In reality, Sixty-seven per cent of these young women had levels below 15 ng/mL during winter which corresponded to their impaired performances. These studies were carried out by different countries to assess any performance variation in their athletes conforming to their Vitamin D levels.
There was also a report validating seven French cyclists, training 16 hours per week had mean Vitamin D levels of just 32 ng/mL-1, surprisingly low for a sport where sun exposure is common.
Ten elite runners from the Swedish national track and field team, in year-round training, displayed maximal oxygen uptake during the summer months correlating the beneficial effects of vitamin D due to sun exposure.

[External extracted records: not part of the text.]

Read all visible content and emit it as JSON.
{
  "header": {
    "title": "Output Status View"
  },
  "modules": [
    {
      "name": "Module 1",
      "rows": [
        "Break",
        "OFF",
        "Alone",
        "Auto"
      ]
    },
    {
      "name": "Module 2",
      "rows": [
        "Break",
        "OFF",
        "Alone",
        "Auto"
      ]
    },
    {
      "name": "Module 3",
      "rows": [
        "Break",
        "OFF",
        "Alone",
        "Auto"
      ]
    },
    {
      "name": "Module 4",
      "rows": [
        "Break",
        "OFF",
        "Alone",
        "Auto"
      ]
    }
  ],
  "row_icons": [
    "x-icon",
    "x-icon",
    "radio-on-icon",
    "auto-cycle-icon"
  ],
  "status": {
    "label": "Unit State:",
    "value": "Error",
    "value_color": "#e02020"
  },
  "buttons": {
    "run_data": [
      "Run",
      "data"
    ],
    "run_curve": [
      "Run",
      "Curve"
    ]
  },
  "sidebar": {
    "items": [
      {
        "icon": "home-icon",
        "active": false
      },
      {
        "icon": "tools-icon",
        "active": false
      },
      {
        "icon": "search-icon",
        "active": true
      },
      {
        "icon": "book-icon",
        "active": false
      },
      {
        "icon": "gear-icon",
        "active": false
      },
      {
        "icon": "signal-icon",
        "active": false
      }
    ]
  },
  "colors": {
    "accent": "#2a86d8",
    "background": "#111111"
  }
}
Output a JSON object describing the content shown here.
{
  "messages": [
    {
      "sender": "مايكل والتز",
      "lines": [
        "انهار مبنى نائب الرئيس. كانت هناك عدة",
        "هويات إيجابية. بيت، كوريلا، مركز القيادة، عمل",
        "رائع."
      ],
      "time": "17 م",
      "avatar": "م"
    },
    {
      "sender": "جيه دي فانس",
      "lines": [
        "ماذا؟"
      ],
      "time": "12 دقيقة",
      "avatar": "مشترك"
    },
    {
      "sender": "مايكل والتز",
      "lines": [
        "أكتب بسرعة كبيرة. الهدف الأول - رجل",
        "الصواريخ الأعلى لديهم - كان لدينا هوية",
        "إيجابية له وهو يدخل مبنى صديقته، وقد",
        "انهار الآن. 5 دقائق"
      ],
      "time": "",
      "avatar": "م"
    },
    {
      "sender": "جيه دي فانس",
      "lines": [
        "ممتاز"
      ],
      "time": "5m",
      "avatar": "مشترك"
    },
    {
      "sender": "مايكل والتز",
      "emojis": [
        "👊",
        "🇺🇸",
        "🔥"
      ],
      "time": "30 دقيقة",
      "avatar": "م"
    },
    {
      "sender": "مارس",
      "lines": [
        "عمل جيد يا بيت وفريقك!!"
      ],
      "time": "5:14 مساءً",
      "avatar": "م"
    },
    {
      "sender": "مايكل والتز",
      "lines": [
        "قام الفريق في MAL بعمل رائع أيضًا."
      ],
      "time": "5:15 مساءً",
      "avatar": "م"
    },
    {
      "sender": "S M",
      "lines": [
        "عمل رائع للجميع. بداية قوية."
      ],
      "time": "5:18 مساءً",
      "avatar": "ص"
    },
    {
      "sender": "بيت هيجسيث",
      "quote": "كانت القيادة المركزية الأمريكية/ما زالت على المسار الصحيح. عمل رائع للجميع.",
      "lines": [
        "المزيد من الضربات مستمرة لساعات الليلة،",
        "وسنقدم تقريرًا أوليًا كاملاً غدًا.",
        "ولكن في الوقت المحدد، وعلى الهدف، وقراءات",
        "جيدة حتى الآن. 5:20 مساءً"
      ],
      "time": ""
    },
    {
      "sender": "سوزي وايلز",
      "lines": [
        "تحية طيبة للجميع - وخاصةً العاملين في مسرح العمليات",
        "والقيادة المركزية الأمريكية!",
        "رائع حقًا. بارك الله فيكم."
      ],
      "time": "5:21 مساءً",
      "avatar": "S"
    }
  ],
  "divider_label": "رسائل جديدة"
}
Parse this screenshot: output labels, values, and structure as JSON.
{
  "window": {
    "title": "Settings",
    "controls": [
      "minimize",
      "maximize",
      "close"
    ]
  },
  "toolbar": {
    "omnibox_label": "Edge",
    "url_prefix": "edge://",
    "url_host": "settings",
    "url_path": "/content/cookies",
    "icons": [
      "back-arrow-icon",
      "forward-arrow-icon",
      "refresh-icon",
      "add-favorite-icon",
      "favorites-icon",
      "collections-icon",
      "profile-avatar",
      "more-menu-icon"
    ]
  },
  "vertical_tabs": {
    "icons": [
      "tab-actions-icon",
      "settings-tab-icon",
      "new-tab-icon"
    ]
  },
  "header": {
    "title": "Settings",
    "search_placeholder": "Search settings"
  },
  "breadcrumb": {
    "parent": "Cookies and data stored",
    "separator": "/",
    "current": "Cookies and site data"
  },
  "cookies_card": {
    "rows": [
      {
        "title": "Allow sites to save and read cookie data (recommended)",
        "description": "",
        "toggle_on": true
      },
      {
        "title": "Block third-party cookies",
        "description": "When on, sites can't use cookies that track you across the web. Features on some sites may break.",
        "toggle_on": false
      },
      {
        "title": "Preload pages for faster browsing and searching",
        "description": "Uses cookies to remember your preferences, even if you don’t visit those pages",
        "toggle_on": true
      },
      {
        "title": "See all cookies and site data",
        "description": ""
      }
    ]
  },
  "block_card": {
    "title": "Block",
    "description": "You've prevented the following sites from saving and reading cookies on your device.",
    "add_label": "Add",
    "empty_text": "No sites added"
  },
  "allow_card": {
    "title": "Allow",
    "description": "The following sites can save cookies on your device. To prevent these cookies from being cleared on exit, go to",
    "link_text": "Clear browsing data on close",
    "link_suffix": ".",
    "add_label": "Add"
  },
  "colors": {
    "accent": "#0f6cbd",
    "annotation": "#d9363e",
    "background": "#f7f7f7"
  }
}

Others found significant summer/winter differences in heart rate variability in 120 healthy male Israeli athletes. In certain cases, lower heart rate variability, which is associated with cardiac pathology, occurred mostly during the winter.
Ten healthy male Japanese students showed a significant seasonal variation in CO2 sensitivity with unexplained improvements in late summer, a rapid decline beginning in
the following September. These research data speaks volumes related to the beneficial effects of Vitamin D reported across different timelines and different countries using varied methodologies.
However, both the theory and any existence of any ideal Vitamin D levels needed for peak athletic performance and optimal health need confirmations by properly conducted interventional trials and an international awakening towards this medical condition.
Our opinion at Spobits asserts the available findings of the effective impact of Vitamin D that has been shown so far and we encourage our readers to get their vitamin D status checked and start proper supplementation under medical supervision.